The finished building garnered raves at the September 1910 opening, but only 10 years later, the hotel faced an uncertain future – a farm crisis hit the area and a newer hotel with larger rooms opened nearby. Over the years new owners struggled to use the space in different ways, changing and updating its original design thereby gradually distorting the clean lines and breathtaking interiors. By 2000, when the city of Mason City purchased the hotel, it was in need of significant repair and restoration to reveal its architectural significance and original splendor. The building was listed as one of Iowa’s most endangered historical landmarks.
A group of passionate advocates created a formal organization, Wright on the Park (WOTP) and worked on a strategic plan for restoring the hotel.
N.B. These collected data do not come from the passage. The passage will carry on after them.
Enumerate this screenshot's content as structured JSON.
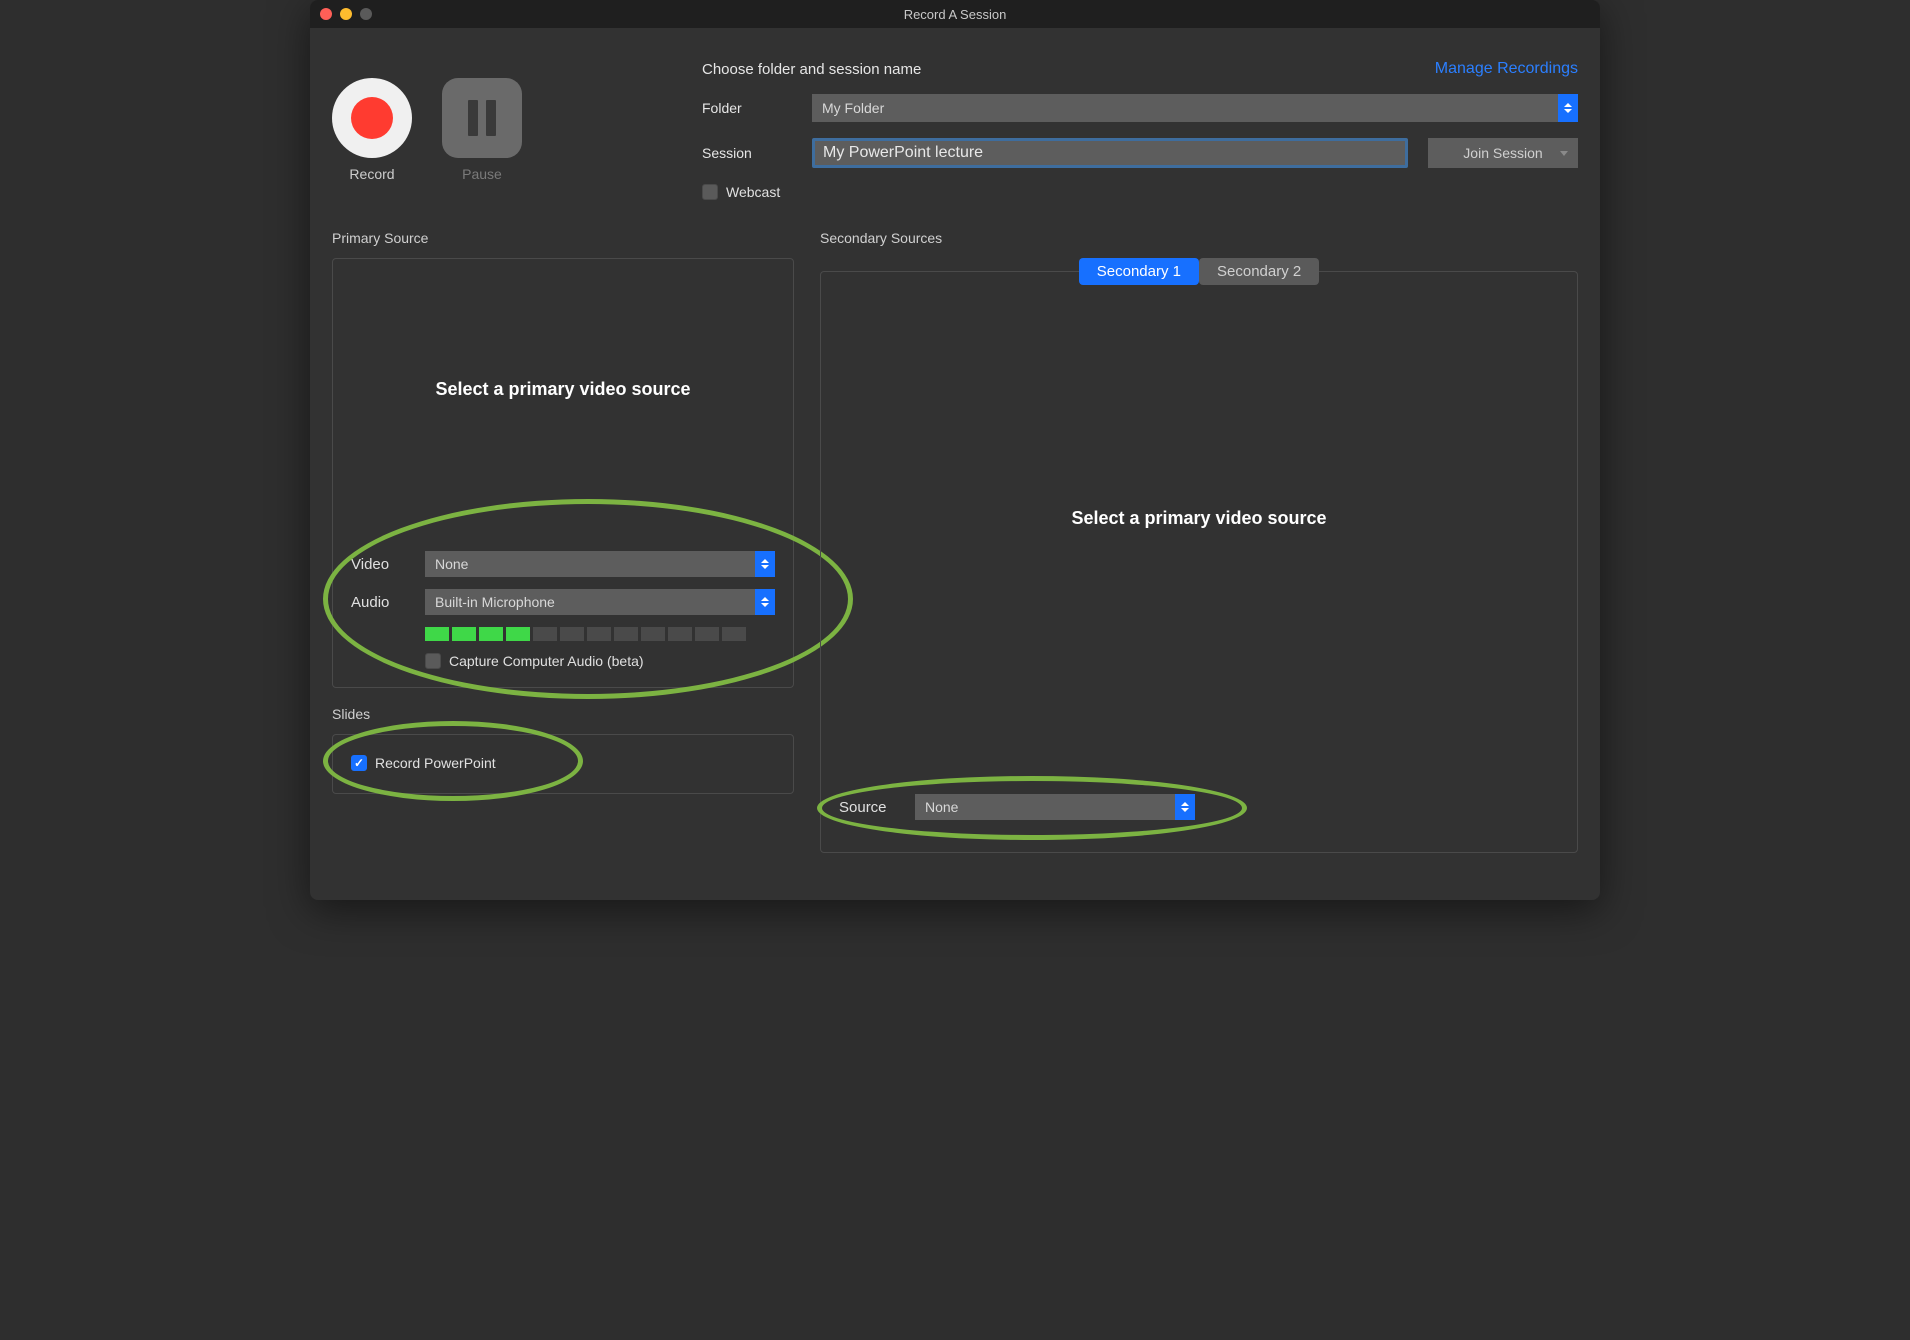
{
  "window": {
    "title": "Record A Session"
  },
  "controls": {
    "record_label": "Record",
    "pause_label": "Pause"
  },
  "setup": {
    "header": "Choose folder and session name",
    "manage_link": "Manage Recordings",
    "folder_label": "Folder",
    "folder_value": "My Folder",
    "session_label": "Session",
    "session_value": "My PowerPoint lecture",
    "join_label": "Join Session",
    "webcast_label": "Webcast"
  },
  "primary": {
    "title": "Primary Source",
    "prompt": "Select a primary video source",
    "video_label": "Video",
    "video_value": "None",
    "audio_label": "Audio",
    "audio_value": "Built-in Microphone",
    "level_segments": 12,
    "level_active": 4,
    "capture_label": "Capture Computer Audio (beta)"
  },
  "slides": {
    "title": "Slides",
    "record_ppt_label": "Record PowerPoint",
    "record_ppt_checked": true
  },
  "secondary": {
    "title": "Secondary Sources",
    "tab1": "Secondary 1",
    "tab2": "Secondary 2",
    "prompt": "Select a primary video source",
    "source_label": "Source",
    "source_value": "None"
  }
}
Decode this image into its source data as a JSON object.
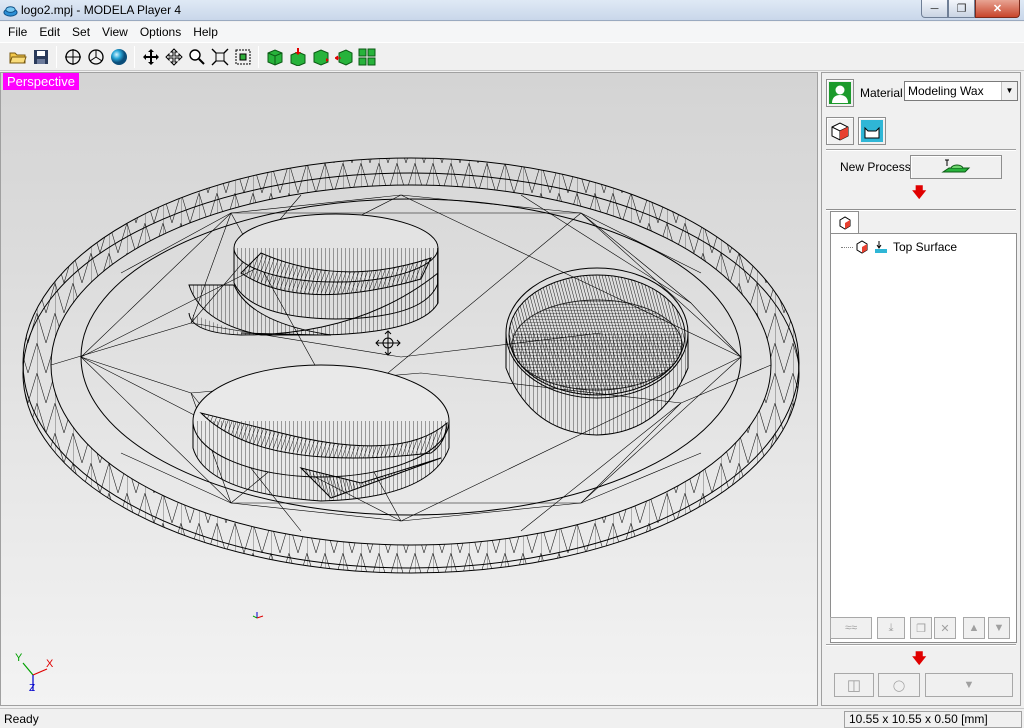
{
  "window": {
    "title": "logo2.mpj - MODELA Player 4",
    "controls": [
      "minimize",
      "restore",
      "close"
    ]
  },
  "menu": [
    "File",
    "Edit",
    "Set",
    "View",
    "Options",
    "Help"
  ],
  "toolbar": {
    "groups": [
      [
        "open-folder-icon",
        "save-icon"
      ],
      [
        "view-top-icon",
        "view-front-icon",
        "view-render-sphere-icon"
      ],
      [
        "pan-icon",
        "move-icon",
        "zoom-icon",
        "fit-icon",
        "zoom-box-icon"
      ],
      [
        "cube-green-icon",
        "cube-down-icon",
        "cube-rotate-icon",
        "cube-left-icon",
        "layout-icon"
      ]
    ]
  },
  "viewport": {
    "mode_label": "Perspective",
    "axes": {
      "y": "Y",
      "x": "X",
      "z": "Z"
    }
  },
  "panel": {
    "material_label": "Material",
    "material_value": "Modeling Wax",
    "new_process_label": "New Process",
    "process_tree": [
      {
        "label": "Top Surface"
      }
    ]
  },
  "status": {
    "text": "Ready",
    "dimensions": "10.55 x 10.55 x 0.50 [mm]"
  },
  "colors": {
    "view_label_bg": "#ff00ff",
    "arrow_red": "#e00000",
    "axis_x": "#e00000",
    "axis_y": "#00a000",
    "axis_z": "#0000cc"
  }
}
They began searching for new building products that could help carry the spirit of the older vision and found Andersen® windows.
Following the prevailing wisdom among preservation experts, WOTP carefully assessed all windows to determine which ones could be restored, and which would have to be replaced. WOTP then arranged to purchase 72 casement windows for their guest rooms, and provided old images and art glass samples for Andersen to create and donate custom art glass inserts that replicated the look, color and texture of the original art glass windows. As they studied the photos, Andersen designers created custom window stops to replicate the authentic look and feel of the windows.
The completed hotel celebrated its grand reopening in September 2011, just over 100 years after first opening. A tour through the space shows the careful thought that went into bringing the original terra-cotta and white lobby tile to light, and how the new windows so carefully blend with the design, they go nearly unnoticed. The reopened hotel sparked a Wright renaissance in Mason City, with new attention being paid to a collection of Prairie School homes in a nearby neighborhood, and a new interpretive center helping to inform tourists and Prairie School fans. Thanks to the careful efforts of WOTP, with support from companies like Andersen, this hotel’s second life will be a much longer one.